SECTOR: [PASS] Aperam is neither a technology nor financial Company, and therefore this methodology is applicable.
SALES: [PASS] The investor must select companies of "adequate size". This includes companies with annual sales greater than €260 million. Aperam's sales of €4,265 million, based on 2016 sales, pass this test.
CURRENT RATIO: [PASS] [FAIL] The current ratio must be greater than or equal to 2. Companies that meet this criterion are typically financially secure and defensive. Aperam's current ratio €997m/€517m of 1.9 just fails the test.
LONG-TERM DEBT IN RELATION TO NET CURRENT ASSETS: [PASS] For industrial companies, long-term debt must not exceed net current assets (current assets minus current liabilities). Companies that do not meet this criterion lack the financial stability that this methodology likes to see. The long-term debt for Aperam is €448 million, while the net current assets are €480 million. Aperam passes this test.
LONG-TERM EPS GROWTH: [FAIL] Companies must increase their EPS by at least 30% over a ten-year period and EPS must not have been negative for any year within the last 5 years.
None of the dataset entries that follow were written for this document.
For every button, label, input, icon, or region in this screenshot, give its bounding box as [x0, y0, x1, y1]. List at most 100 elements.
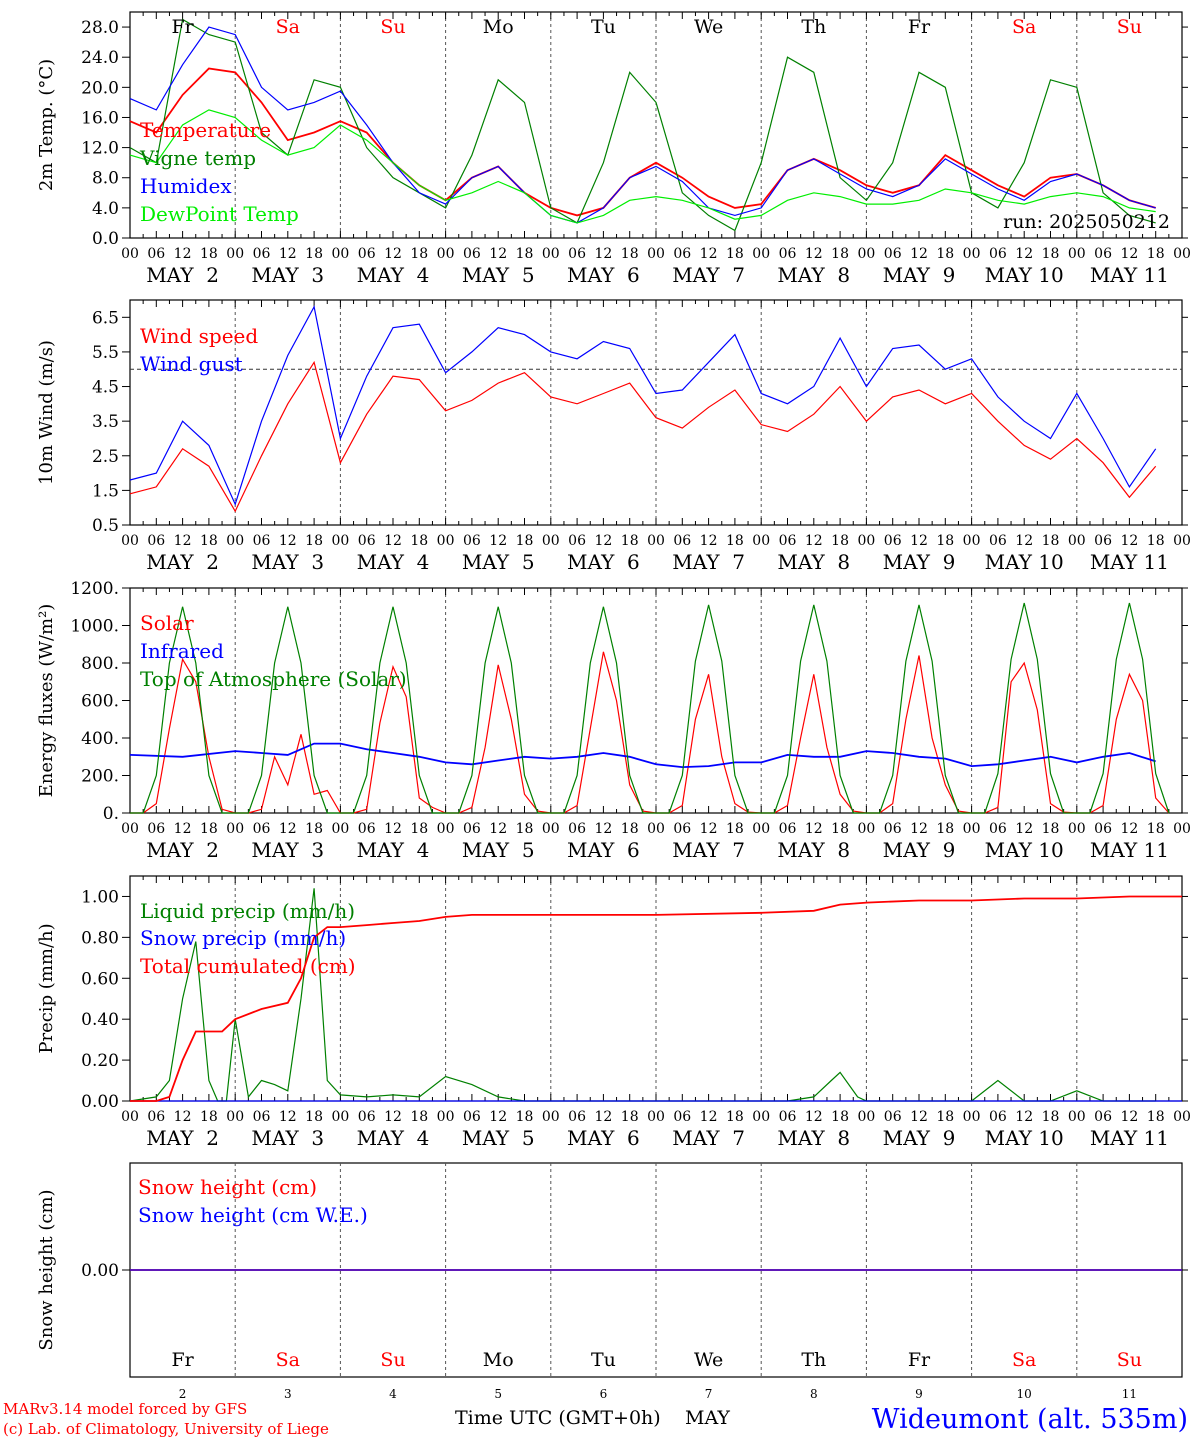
hour-label: 06: [884, 533, 902, 549]
date-label: MAY 4: [357, 838, 430, 862]
weekday-label: Sa: [276, 1349, 300, 1371]
hour-label: 18: [1147, 533, 1165, 549]
y-tick-label: 3.5: [92, 412, 119, 432]
hour-label: 00: [542, 1109, 560, 1125]
footer: MARv3.14 model forced by GFS (c) Lab. of…: [3, 1400, 1188, 1438]
weekday-label: Fr: [171, 1349, 194, 1371]
y-tick-label: 200.: [81, 767, 119, 787]
y-tick-label: 1.5: [92, 481, 119, 501]
day-number-label: 11: [1122, 1387, 1137, 1401]
hour-label: 00: [857, 533, 875, 549]
hour-label: 00: [857, 246, 875, 262]
y-tick-label: 12.0: [81, 139, 119, 159]
legend-entry: Snow height (cm): [138, 1175, 317, 1199]
y-tick-label: 0.: [103, 804, 119, 824]
hour-label: 00: [1068, 246, 1086, 262]
hour-label: 00: [331, 246, 349, 262]
hour-label: 12: [1015, 1109, 1033, 1125]
hour-label: 00: [331, 821, 349, 837]
series-line-humidex: [129, 26, 1156, 224]
hour-label: 18: [410, 533, 428, 549]
hour-label: 06: [147, 821, 165, 837]
date-label: MAY 11: [1090, 550, 1169, 574]
date-label: MAY 2: [146, 838, 219, 862]
weekday-label: Th: [801, 1349, 826, 1371]
hour-label: 18: [621, 1109, 639, 1125]
hour-label: 18: [1147, 1109, 1165, 1125]
hour-label: 12: [594, 533, 612, 549]
hour-label: 00: [437, 1109, 455, 1125]
series-line-dewpoint-temp: [129, 109, 1156, 224]
weekday-label: Su: [1117, 1349, 1142, 1371]
hour-label: 12: [174, 821, 192, 837]
date-label: MAY 2: [146, 263, 219, 287]
panel-5: 0.00 Snow height (cm) Snow height (cm) Snow…: [36, 1162, 1188, 1401]
hour-label: 12: [1120, 1109, 1138, 1125]
hour-label: 00: [121, 821, 139, 837]
hour-label: 18: [726, 246, 744, 262]
hour-label: 12: [384, 533, 402, 549]
hour-label: 06: [779, 821, 797, 837]
y-axis-label: Precip (mm/h): [36, 923, 57, 1053]
hour-label: 12: [489, 1109, 507, 1125]
hour-label: 12: [1120, 821, 1138, 837]
weekday-label: Su: [380, 1349, 405, 1371]
day-number-label: 9: [915, 1387, 923, 1401]
legend-entry: Snow height (cm W.E.): [138, 1203, 368, 1227]
hour-label: 18: [726, 1109, 744, 1125]
hour-label: 18: [936, 1109, 954, 1125]
hour-label: 06: [568, 533, 586, 549]
date-label: MAY 2: [146, 550, 219, 574]
hour-label: 18: [936, 821, 954, 837]
date-label: MAY 9: [883, 1126, 956, 1150]
series-line-temperature: [129, 67, 1156, 217]
hour-label: 06: [253, 821, 271, 837]
hour-label: 06: [673, 1109, 691, 1125]
date-label: MAY 4: [357, 1126, 430, 1150]
run-annotation: run: 2025050212: [1003, 211, 1170, 233]
hour-label: 00: [1068, 1109, 1086, 1125]
hour-label: 06: [253, 533, 271, 549]
weekday-label: Sa: [1012, 16, 1036, 38]
hour-label: 12: [384, 246, 402, 262]
hour-label: 18: [726, 821, 744, 837]
weekday-label: Fr: [908, 1349, 931, 1371]
date-label: MAY 8: [777, 838, 850, 862]
date-label: MAY 10: [985, 263, 1064, 287]
y-tick-label: 4.5: [92, 378, 119, 398]
hour-label: 06: [989, 246, 1007, 262]
hour-label: 18: [1147, 821, 1165, 837]
legend-entry: DewPoint Temp: [140, 202, 299, 226]
hour-label: 06: [568, 246, 586, 262]
date-label: MAY 5: [462, 1126, 535, 1150]
y-tick-label: 1000.: [70, 617, 119, 637]
hour-label: 06: [463, 246, 481, 262]
hour-label: 06: [884, 246, 902, 262]
hour-label: 18: [410, 1109, 428, 1125]
series-line-infrared: [129, 742, 1156, 769]
legend-entry: Humidex: [140, 174, 232, 198]
y-tick-label: 0.60: [81, 969, 119, 989]
legend-entry: Top of Atmosphere (Solar): [140, 667, 407, 691]
hour-label: 06: [358, 246, 376, 262]
hour-label: 06: [884, 821, 902, 837]
hour-label: 00: [647, 246, 665, 262]
day-number-label: 2: [179, 1387, 187, 1401]
weekday-label: Mo: [483, 16, 514, 38]
hour-label: 12: [489, 246, 507, 262]
hour-label: 06: [568, 821, 586, 837]
y-tick-label: 20.0: [81, 78, 119, 98]
hour-label: 18: [936, 533, 954, 549]
hour-label: 18: [305, 821, 323, 837]
legend-entry: Snow precip (mm/h): [140, 926, 346, 950]
date-label: MAY 11: [1090, 1126, 1169, 1150]
weekday-label: Fr: [171, 16, 194, 38]
hour-label: 18: [516, 246, 534, 262]
y-tick-label: 0.5: [92, 516, 119, 536]
hour-label: 00: [226, 246, 244, 262]
hour-label: 00: [752, 821, 770, 837]
hour-label: 00: [437, 246, 455, 262]
weekday-label: We: [694, 16, 723, 38]
hour-label: 12: [594, 821, 612, 837]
EPS for Aperam were negative within the last 5 years and therefore the company fails this criterion.
Earnings Yield: [FAIL] The Earnings/Price (inverse P/E) %, based on the lesser of the current Earnings Yield or the Yield using average earnings over the last 3 fiscal years, must be "acceptable", which this methodology states is greater than 6,5%. Stocks with higher earnings yields are more defensive by nature. APERAM's E/P of 6% (using last year's earnings) fails this test.
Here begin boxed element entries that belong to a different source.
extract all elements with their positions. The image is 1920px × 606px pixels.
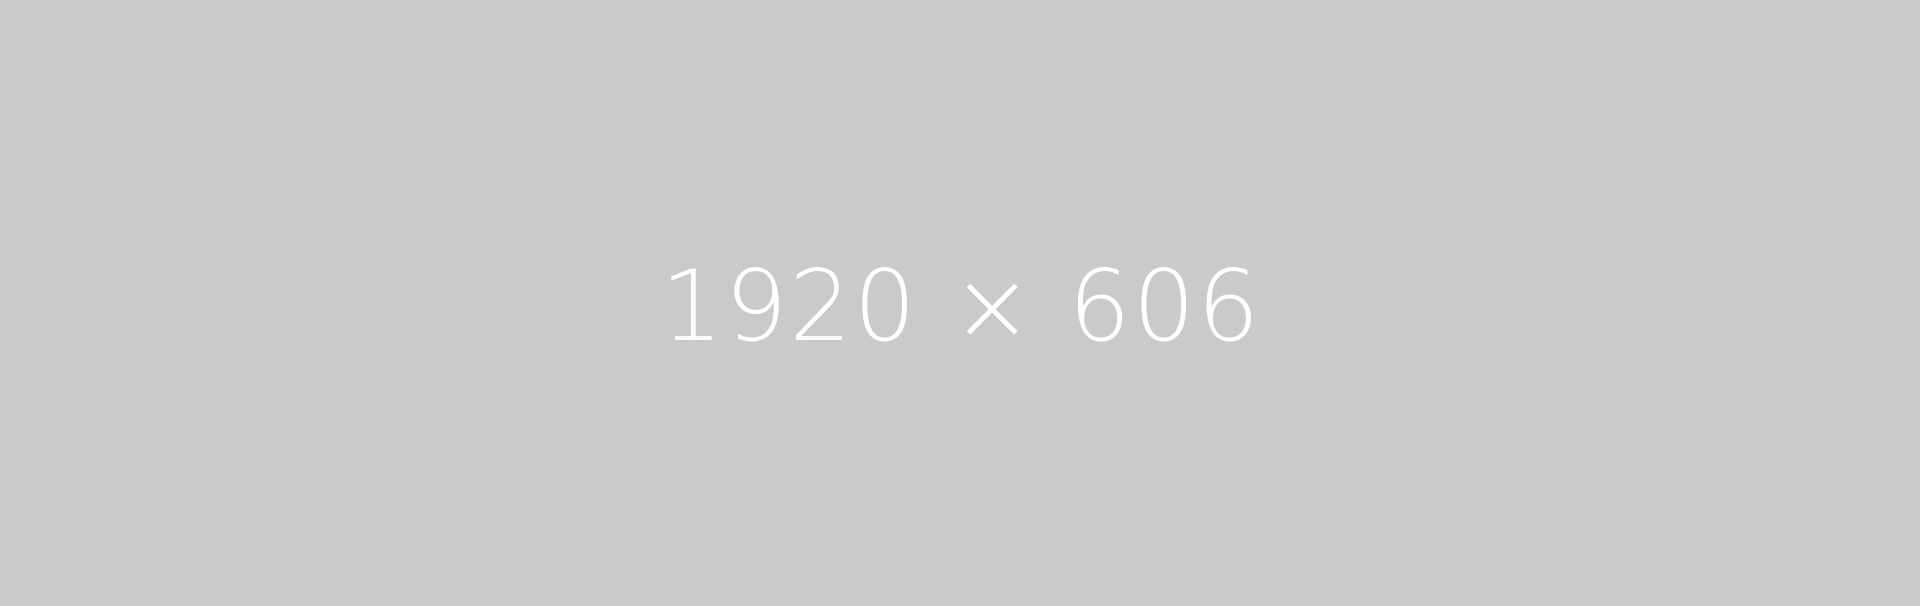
dimensions-label: 1920 × 606: [660, 250, 1262, 364]
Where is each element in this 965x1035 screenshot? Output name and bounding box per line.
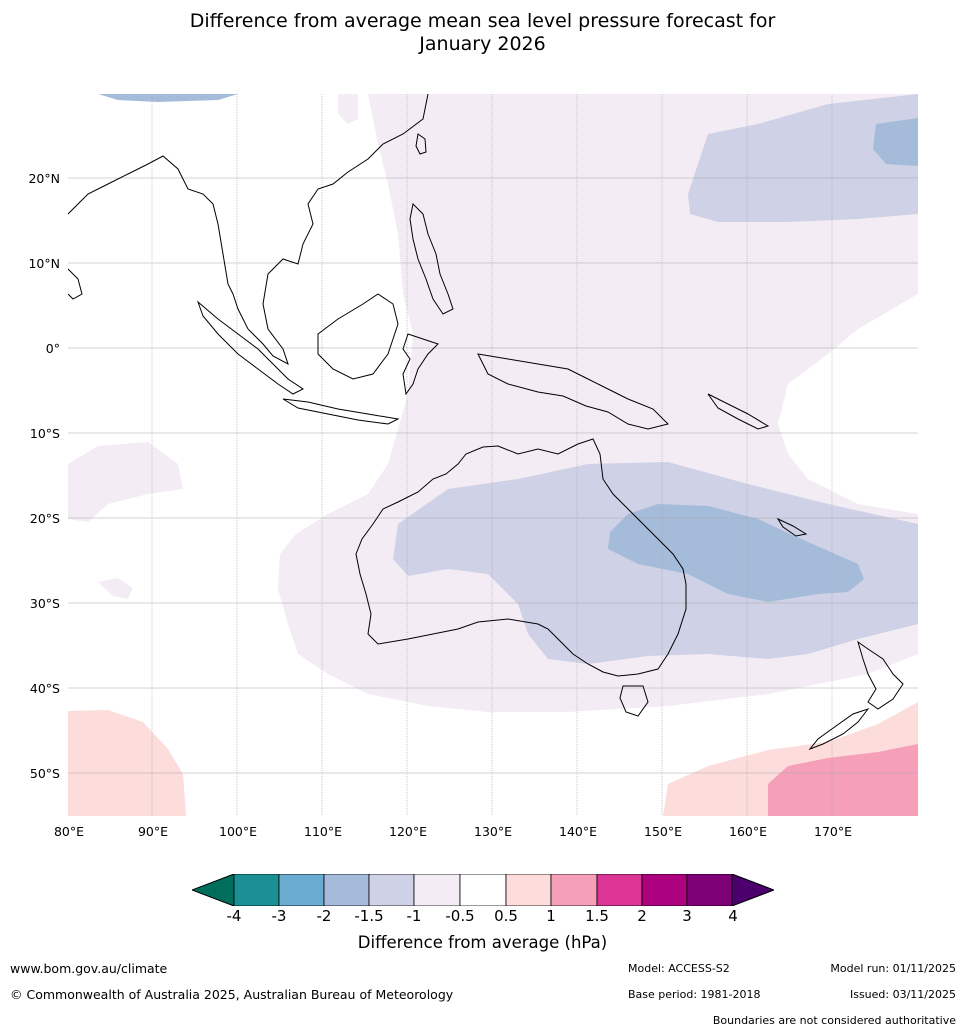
lat-label-40s: 40°S	[29, 681, 60, 696]
coast-taiwan	[415, 133, 427, 155]
colorbar-extend-high	[731, 874, 774, 906]
colorbar-extend-low	[192, 874, 235, 906]
anomaly-region-northwest-strong	[98, 94, 238, 102]
title-line-1: Difference from average mean sea level p…	[189, 10, 776, 32]
colorbar-label: Difference from average (hPa)	[357, 933, 608, 952]
lat-label-30s: 30°S	[29, 596, 60, 611]
colorbar-tick-12: 4	[728, 907, 738, 925]
coast-sumatra	[196, 300, 304, 395]
lat-label-20s: 20°S	[29, 511, 60, 526]
colorbar-swatch-9	[596, 874, 643, 906]
colorbar-swatch-3	[323, 874, 370, 906]
coast-new-guinea	[477, 353, 669, 430]
colorbar-tick-6: -0.5	[445, 907, 475, 925]
colorbar-tick-9: 1.5	[585, 907, 609, 925]
colorbar-swatch-4	[368, 874, 415, 906]
title-line-2: January 2026	[419, 33, 546, 55]
lon-label-160e: 160°E	[728, 824, 768, 839]
colorbar-tick-10: 2	[637, 907, 647, 925]
lon-label-170e: 170°E	[813, 824, 853, 839]
anomaly-region-queensland-strong	[608, 504, 864, 602]
lon-label-80e: 80°E	[53, 824, 85, 839]
coast-borneo	[317, 293, 399, 380]
anomaly-fill-strong	[98, 94, 918, 602]
coast-new-caledonia	[776, 517, 808, 537]
anomaly-region-north-pacific-strong	[873, 118, 918, 166]
anomaly-region-southwest-positive	[68, 710, 186, 816]
graticule	[68, 94, 918, 816]
footer-issued: Issued: 03/11/2025	[849, 988, 956, 1001]
coast-solomon-islands	[707, 393, 770, 430]
anomaly-fill-positive-medium	[768, 744, 918, 816]
coast-new-zealand-south	[808, 708, 870, 751]
lat-label-10n: 10°N	[28, 256, 60, 271]
footer-model-run: Model run: 01/11/2025	[830, 962, 956, 975]
footer-model: Model: ACCESS-S2	[628, 962, 730, 975]
coast-asia-mainland	[68, 94, 429, 366]
anomaly-region-southeast-positive-core	[768, 744, 918, 816]
colorbar-tick-7: 0.5	[494, 907, 518, 925]
colorbar-tick-4: -1.5	[354, 907, 384, 925]
anomaly-region-small-west	[98, 578, 133, 599]
footer-website: www.bom.gov.au/climate	[10, 961, 168, 976]
coast-philippines	[409, 202, 454, 315]
colorbar-swatch-11	[686, 874, 733, 906]
coast-java	[282, 398, 400, 425]
pressure-anomaly-map	[68, 94, 918, 816]
colorbar	[192, 874, 774, 906]
lon-label-130e: 130°E	[473, 824, 513, 839]
coast-australia	[355, 438, 687, 677]
coast-new-zealand-north	[857, 640, 904, 710]
lat-label-50s: 50°S	[29, 766, 60, 781]
colorbar-tick-1: -4	[226, 907, 242, 925]
anomaly-region-north-edge	[338, 94, 358, 124]
lat-label-20n: 20°N	[28, 171, 60, 186]
lon-label-120e: 120°E	[388, 824, 428, 839]
colorbar-swatch-5	[413, 874, 461, 906]
coastlines	[68, 94, 904, 751]
colorbar-swatch-1	[233, 874, 280, 906]
lon-label-140e: 140°E	[558, 824, 598, 839]
anomaly-region-indian-ocean	[68, 442, 183, 522]
colorbar-swatch-8	[550, 874, 598, 906]
colorbar-tick-11: 3	[682, 907, 692, 925]
colorbar-tick-3: -2	[316, 907, 332, 925]
footer-disclaimer: Boundaries are not considered authoritat…	[712, 1014, 956, 1027]
lat-label-0: 0°	[45, 341, 60, 356]
footer-base-period: Base period: 1981-2018	[628, 988, 761, 1001]
lon-label-150e: 150°E	[643, 824, 683, 839]
chart-title: Difference from average mean sea level p…	[0, 10, 965, 56]
anomaly-region-north-pacific-core	[688, 94, 918, 222]
map-svg	[68, 94, 918, 816]
footer-copyright: © Commonwealth of Australia 2025, Austra…	[10, 987, 454, 1002]
colorbar-tick-2: -3	[271, 907, 287, 925]
lon-label-110e: 110°E	[303, 824, 343, 839]
coast-tasmania	[619, 685, 649, 717]
lon-label-90e: 90°E	[137, 824, 169, 839]
colorbar-tick-8: 1	[546, 907, 556, 925]
coast-sulawesi	[402, 333, 439, 396]
colorbar-swatch-10	[641, 874, 688, 906]
colorbar-swatch-7	[505, 874, 552, 906]
lat-label-10s: 10°S	[29, 426, 60, 441]
lon-label-100e: 100°E	[218, 824, 258, 839]
coast-india-east	[68, 268, 83, 300]
colorbar-swatch-2	[278, 874, 325, 906]
colorbar-tick-5: -1	[406, 907, 422, 925]
colorbar-swatch-6	[459, 874, 507, 906]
Graham Number value: [FAIL] The Price/Book ratio must also be reasonable. That is the Graham number value must be greater than the market price. Aperam has a Graham number of √(22,5 x €1,2 EPS x €21 Book Value) = €40,6
Conclusion: Buy if price goes under 35. Based on the 2013 graph (below), a Graham Defensive Investor would not have invested. A missed opportunity.